Si l’on se penche sur 2017, le tableau semble un peu plus optimiste. Même si les exportations de montres suisses ont baissé en décembre, le recul était un peu inférieur aux précédents (4,6 %). La FH prévoit officiellement que les exportations resteront stables cette année ; certains analystes optimistes considèrent qu’une éventuelle reprise sera lente et stable, bien loin de la forme du V. Plusieurs points d’interrogation demeurent, notamment l’instabilité du monde et les perspectives de nouveaux droits commerciaux américains qui pourraient nuire gravement à l’activité horlogère suisse.

Toutefois, l’industrie n’a qu’une capacité limitée à peser sur les événements mondiaux ou sur le comportement de la Chine, voire d’Apple. Ce qu’elle peut toutefois contrôler, c’est sa capacité à innover, une chose que beaucoup observent de plus en plus attentivement.

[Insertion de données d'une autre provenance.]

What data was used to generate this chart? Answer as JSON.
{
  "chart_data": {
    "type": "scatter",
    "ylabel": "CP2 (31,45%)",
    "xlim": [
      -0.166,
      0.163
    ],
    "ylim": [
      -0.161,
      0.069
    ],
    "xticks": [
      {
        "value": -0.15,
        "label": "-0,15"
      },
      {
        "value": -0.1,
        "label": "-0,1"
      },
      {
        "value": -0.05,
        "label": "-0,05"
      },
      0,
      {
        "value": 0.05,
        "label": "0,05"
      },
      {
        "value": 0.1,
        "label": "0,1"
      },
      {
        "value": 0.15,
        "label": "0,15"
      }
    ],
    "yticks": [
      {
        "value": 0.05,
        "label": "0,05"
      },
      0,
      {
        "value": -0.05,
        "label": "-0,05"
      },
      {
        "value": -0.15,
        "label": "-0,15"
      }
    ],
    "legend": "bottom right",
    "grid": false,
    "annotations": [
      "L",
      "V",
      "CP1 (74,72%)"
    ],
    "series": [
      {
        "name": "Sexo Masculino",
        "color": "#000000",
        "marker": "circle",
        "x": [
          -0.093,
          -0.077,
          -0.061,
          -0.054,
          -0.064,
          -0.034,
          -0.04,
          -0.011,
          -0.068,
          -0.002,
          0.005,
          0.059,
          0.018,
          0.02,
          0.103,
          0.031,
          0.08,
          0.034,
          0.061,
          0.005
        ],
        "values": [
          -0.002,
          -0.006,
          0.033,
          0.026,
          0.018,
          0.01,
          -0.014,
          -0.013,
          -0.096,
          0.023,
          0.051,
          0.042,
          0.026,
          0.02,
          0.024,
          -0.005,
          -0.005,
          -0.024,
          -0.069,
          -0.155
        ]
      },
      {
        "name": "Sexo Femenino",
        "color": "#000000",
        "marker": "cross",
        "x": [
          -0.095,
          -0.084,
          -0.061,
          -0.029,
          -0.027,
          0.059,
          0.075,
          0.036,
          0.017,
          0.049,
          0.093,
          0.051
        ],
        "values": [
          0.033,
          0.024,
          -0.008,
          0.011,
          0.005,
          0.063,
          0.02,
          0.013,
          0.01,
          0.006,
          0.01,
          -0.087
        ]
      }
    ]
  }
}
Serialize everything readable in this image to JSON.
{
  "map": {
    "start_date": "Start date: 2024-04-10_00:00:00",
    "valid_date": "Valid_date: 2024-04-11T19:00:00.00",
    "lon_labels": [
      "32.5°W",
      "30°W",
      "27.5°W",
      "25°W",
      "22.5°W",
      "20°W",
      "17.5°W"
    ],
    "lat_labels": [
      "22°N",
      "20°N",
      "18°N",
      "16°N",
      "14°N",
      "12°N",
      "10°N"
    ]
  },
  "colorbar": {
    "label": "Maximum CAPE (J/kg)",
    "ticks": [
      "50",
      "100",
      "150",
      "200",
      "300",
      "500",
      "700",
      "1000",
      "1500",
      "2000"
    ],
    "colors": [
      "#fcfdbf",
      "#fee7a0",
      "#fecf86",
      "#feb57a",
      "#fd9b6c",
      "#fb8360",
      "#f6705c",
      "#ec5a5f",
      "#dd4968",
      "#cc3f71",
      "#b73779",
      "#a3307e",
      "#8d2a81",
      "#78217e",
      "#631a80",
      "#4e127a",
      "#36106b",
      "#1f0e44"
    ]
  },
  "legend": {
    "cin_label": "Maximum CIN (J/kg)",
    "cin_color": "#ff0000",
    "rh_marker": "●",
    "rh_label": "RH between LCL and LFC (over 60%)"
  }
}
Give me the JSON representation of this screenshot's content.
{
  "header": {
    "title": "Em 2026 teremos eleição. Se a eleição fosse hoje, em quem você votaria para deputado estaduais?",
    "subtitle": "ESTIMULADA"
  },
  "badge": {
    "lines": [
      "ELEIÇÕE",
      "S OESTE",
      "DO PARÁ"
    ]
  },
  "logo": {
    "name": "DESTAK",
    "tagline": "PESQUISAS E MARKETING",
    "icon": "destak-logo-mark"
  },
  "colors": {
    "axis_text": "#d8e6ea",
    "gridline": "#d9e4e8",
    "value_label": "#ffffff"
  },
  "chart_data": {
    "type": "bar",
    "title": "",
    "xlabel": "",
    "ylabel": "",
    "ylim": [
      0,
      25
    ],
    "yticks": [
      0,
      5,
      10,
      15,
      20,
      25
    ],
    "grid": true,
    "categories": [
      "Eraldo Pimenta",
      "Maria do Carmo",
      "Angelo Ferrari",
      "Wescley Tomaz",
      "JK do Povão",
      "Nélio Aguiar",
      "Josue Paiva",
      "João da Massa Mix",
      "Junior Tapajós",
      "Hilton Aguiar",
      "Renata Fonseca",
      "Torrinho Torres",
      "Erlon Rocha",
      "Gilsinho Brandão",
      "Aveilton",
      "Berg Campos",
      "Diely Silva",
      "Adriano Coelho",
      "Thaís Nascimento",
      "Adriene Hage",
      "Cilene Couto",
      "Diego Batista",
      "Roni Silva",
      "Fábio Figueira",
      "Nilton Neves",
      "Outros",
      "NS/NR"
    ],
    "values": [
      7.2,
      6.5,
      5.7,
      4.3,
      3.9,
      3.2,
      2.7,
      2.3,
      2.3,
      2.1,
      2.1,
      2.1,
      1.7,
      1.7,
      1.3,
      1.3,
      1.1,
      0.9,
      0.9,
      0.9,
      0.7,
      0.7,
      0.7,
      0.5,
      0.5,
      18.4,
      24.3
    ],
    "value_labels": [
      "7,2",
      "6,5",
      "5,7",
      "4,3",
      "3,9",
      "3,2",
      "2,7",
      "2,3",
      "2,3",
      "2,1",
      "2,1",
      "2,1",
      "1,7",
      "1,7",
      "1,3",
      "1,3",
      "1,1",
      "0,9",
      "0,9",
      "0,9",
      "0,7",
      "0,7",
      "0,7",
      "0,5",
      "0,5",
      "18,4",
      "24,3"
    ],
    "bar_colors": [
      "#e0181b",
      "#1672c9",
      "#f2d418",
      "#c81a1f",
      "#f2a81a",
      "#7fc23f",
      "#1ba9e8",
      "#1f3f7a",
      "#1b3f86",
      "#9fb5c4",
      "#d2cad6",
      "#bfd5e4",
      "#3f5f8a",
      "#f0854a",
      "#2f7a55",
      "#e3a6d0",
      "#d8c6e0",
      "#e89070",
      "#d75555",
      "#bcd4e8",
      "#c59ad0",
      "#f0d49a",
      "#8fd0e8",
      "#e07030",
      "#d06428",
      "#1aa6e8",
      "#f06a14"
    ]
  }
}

La crise a obligé certains à avoir un autre regard sur le marketing, la distribution et la capacité à s’attirer les bonnes grâces des clients de demain. (Ainsi, de nombreuses grandes marques de luxe restent frileuses face aux réseaux sociaux.) L’industrie horlogère dispose à l’évidence d’une clientèle solide mais celle-ci augmente-t-elle ? Jérôme Lambert, coprésident entrant de Richemont, a récemment déclaré à l’Australian Financial Review que le « monde évolue plus rapidement, partout… Il est essentiel de recruter de nouveaux clients. » Si l’industrie horlogère commence à travailler sur cet aspect, il en ressortira quelque chose de bon de cette très mauvaise année.